Saturday 1 October 2011

Travels with My Aunt


Title: Travels with My Aunt

Author: Graham Greene

Number of pages: 272

Started: 27 September 2011

Finished: 1 October 2011

Opening words:

I met my Aunt Augusta for the first time in more than half a century at my mother’s funeral. My mother was approaching eighty-six when she died, and my aunt was some eleven or twelve years younger. I had retired from the bank two years before with an adequate pension and a silver handshake. There had been a take-over by the Westminster and my branch was considered redundant. Everyone thought me lucky, but I found it difficult to occupy my time. I have never married, I have always lived quietly, and, apart from my interest in dahlias, I have no hobby.

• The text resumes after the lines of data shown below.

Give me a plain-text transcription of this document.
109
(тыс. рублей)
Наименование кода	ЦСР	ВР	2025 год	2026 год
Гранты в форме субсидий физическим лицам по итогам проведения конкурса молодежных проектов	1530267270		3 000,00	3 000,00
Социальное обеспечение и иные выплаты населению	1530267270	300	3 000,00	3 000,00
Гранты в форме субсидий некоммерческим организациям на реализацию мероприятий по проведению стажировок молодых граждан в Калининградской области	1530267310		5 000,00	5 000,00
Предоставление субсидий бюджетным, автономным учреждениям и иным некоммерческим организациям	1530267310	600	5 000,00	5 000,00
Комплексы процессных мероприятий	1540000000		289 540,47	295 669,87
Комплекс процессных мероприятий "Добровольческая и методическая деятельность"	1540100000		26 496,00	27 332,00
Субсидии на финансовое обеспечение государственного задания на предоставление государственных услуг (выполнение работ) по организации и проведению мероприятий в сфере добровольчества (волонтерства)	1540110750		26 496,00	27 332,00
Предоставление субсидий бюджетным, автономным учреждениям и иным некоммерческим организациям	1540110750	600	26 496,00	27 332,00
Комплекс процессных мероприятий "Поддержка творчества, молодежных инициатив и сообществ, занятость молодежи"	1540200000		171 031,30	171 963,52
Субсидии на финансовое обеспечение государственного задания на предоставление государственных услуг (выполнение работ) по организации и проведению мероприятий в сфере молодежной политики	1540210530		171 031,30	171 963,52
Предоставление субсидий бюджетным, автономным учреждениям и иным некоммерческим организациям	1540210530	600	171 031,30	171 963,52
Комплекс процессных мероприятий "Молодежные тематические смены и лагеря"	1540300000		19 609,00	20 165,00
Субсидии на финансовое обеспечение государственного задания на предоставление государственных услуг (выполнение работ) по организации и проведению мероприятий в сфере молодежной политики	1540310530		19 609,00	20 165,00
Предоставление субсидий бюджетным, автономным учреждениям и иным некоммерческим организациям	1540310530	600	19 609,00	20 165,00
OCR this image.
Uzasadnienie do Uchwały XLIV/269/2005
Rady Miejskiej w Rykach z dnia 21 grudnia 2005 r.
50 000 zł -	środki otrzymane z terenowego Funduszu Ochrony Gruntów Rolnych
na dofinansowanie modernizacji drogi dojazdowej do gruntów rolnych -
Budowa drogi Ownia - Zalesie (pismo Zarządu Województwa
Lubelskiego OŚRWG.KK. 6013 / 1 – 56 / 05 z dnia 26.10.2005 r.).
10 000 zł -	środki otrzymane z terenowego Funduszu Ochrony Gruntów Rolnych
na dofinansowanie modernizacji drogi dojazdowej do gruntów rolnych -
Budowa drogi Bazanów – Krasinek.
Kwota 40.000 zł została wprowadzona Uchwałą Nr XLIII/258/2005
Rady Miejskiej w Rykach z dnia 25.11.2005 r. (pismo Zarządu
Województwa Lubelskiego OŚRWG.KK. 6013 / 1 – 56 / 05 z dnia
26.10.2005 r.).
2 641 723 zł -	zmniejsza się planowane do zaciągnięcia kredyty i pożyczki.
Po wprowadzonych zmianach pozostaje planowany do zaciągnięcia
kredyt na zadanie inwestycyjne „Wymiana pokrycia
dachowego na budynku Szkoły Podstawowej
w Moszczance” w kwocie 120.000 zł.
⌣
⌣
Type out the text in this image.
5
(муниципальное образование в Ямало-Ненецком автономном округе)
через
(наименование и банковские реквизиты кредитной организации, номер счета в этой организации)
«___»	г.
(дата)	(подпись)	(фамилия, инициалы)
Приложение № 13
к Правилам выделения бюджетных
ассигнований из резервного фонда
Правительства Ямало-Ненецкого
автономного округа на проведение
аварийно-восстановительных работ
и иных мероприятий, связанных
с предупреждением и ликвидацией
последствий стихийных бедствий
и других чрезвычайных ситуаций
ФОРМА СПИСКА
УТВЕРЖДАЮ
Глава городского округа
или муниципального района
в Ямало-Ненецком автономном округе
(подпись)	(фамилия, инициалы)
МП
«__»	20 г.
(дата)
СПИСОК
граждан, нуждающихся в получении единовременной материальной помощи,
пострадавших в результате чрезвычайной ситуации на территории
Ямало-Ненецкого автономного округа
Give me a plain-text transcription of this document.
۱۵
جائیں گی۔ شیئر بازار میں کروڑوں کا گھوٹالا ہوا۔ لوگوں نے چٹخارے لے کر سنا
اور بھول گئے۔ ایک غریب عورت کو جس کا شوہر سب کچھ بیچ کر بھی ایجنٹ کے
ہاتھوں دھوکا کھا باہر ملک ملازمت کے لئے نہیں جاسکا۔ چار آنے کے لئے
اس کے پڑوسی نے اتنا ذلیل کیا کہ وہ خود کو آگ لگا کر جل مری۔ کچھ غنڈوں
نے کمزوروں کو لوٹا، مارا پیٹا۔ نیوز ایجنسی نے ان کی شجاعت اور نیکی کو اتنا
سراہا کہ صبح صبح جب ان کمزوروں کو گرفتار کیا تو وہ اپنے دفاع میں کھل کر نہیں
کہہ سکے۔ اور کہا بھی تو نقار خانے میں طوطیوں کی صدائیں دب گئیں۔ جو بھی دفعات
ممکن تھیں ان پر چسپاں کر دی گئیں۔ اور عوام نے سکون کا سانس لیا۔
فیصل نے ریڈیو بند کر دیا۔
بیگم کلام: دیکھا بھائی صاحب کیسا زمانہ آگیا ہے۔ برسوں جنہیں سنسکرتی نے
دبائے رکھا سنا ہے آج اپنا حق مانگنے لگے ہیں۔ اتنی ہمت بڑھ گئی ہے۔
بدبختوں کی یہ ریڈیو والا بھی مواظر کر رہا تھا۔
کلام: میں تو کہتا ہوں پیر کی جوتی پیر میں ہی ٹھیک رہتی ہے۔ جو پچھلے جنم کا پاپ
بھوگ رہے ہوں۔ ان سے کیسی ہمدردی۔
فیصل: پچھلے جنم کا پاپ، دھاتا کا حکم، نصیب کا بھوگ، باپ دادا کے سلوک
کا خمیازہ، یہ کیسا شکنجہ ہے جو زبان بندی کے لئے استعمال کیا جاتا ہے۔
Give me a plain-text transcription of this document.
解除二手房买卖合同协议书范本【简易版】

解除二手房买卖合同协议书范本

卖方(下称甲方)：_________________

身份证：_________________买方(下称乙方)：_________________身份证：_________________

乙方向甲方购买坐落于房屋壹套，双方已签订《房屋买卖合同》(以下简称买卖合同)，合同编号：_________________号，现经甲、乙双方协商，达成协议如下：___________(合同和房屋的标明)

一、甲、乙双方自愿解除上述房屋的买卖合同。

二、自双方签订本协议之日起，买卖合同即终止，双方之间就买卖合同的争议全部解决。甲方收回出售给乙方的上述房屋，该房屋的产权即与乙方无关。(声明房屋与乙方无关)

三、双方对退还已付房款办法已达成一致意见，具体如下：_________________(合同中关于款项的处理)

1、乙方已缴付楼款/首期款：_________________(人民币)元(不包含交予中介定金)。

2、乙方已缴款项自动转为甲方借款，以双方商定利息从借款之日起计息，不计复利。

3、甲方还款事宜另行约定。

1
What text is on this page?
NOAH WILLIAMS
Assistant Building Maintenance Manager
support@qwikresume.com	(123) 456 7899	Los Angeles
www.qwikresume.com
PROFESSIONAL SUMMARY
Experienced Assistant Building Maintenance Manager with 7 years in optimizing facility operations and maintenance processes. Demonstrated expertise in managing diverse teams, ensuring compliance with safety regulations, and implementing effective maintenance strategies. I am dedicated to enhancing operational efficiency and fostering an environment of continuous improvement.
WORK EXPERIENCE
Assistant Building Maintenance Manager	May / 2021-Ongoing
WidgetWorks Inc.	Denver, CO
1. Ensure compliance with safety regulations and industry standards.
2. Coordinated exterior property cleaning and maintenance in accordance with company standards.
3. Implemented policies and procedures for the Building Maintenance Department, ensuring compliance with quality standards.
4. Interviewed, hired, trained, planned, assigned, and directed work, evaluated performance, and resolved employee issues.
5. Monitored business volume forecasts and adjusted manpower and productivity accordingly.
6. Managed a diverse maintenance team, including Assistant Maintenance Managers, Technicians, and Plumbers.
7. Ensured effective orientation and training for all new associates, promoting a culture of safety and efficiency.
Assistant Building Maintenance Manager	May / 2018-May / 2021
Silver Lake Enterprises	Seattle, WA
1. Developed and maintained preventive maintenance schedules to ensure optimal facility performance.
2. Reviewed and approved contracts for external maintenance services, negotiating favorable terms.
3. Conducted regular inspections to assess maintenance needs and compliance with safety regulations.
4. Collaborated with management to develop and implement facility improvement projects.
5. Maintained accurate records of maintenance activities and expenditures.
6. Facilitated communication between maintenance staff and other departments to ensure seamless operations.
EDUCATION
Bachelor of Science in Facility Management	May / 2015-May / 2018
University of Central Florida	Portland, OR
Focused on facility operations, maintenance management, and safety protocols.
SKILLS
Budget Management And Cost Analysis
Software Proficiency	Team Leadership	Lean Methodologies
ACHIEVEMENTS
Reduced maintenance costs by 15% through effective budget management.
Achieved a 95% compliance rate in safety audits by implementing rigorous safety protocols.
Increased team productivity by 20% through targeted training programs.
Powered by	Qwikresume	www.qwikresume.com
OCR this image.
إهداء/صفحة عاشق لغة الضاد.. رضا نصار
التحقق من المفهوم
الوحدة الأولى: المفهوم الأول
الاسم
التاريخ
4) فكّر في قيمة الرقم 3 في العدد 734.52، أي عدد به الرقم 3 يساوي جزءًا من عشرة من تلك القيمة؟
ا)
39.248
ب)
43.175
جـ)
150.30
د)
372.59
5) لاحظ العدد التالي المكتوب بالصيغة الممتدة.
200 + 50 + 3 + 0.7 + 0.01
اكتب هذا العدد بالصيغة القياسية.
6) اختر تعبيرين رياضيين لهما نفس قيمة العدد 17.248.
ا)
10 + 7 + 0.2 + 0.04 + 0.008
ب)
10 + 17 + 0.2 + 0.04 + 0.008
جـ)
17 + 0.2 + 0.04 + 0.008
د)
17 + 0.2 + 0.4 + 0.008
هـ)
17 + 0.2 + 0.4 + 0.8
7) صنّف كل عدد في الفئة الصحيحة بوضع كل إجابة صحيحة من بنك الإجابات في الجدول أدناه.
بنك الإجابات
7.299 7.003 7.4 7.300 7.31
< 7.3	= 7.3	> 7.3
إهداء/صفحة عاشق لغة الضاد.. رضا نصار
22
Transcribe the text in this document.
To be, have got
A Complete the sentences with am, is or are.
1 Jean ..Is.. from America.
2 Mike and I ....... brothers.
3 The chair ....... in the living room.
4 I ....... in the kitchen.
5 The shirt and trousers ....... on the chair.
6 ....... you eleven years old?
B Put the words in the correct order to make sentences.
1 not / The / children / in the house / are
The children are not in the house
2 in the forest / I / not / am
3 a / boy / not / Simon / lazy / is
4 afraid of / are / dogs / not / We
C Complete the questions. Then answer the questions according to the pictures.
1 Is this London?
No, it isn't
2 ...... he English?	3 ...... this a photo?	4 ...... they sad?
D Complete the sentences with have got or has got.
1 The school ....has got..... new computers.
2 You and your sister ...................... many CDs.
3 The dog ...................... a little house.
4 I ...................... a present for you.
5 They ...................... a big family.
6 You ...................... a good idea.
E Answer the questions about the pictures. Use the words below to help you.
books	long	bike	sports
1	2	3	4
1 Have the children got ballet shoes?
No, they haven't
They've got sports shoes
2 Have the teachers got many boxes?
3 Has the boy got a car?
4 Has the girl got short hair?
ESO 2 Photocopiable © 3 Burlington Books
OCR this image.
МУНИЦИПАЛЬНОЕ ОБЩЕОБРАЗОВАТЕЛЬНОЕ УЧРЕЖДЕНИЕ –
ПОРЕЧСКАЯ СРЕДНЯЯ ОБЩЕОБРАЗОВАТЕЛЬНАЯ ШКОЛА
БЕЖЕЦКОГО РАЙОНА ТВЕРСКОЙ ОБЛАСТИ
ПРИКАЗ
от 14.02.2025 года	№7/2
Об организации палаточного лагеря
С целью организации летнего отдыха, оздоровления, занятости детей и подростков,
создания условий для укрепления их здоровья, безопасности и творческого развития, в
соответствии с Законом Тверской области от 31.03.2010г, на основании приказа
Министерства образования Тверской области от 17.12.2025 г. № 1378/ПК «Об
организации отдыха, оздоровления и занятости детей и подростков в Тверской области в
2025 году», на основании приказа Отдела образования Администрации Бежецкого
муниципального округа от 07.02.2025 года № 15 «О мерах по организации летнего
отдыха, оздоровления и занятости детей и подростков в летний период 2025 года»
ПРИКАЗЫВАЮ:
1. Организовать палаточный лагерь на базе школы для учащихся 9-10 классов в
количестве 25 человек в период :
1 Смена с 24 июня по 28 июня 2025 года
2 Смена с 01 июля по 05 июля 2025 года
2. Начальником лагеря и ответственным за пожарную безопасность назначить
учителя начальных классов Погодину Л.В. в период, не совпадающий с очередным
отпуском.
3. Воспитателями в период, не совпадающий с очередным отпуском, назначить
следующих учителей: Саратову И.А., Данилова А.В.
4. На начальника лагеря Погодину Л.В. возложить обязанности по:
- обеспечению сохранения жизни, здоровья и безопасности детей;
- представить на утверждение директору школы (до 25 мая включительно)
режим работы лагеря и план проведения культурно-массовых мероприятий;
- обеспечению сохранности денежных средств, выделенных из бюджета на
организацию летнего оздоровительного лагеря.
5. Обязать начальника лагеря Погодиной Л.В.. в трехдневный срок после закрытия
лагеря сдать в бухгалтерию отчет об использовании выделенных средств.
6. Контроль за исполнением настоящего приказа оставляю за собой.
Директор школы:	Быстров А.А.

For those reasons I found myself agreeably excited by my mother’s funeral.
Plot summary:

Henry Pulling, a retired bank manager, meets his septuagenarian Aunt Augusta for the first time in over fifty years at what he supposes to be his mother's funeral. Soon after, she persuades Henry to abandon Southwood, his dahlias and the Major next door to travel her way, Brighton, Paris, Istanbul, Paraguay. Through Aunt Augusta, a veteran of Europe's hotel bedrooms, Henry joins a shiftless, twilight society: mixing with hippies, war criminals, CIA men; smoking pot, breaking all the currency regulations and eventually coming alive after a dull suburban life.

What I thought:

This book started well, and had me chuckling almost straight away.

This was despite the setting being a cremation. You are introduced to Aunt Augusta, a larger than life figure who clearly is not interested in complying with social norms or the demands of society. She also has no sense of discretion and without even the bat of an eyelid tells Henry that the woman whose funeral they were at was not in fact his mother, which he had believed to be the case until that moment, but his step-mother. Henry took the news remarkably well, but is then promptly led astray, and all over the world, by his aunt.

It was a well –written book and is another good example of Graham Greene at his best. I usually prefer his “Catholic” novels, which this was not. However, by the end of the book, I thought the joke had worn a bit thin.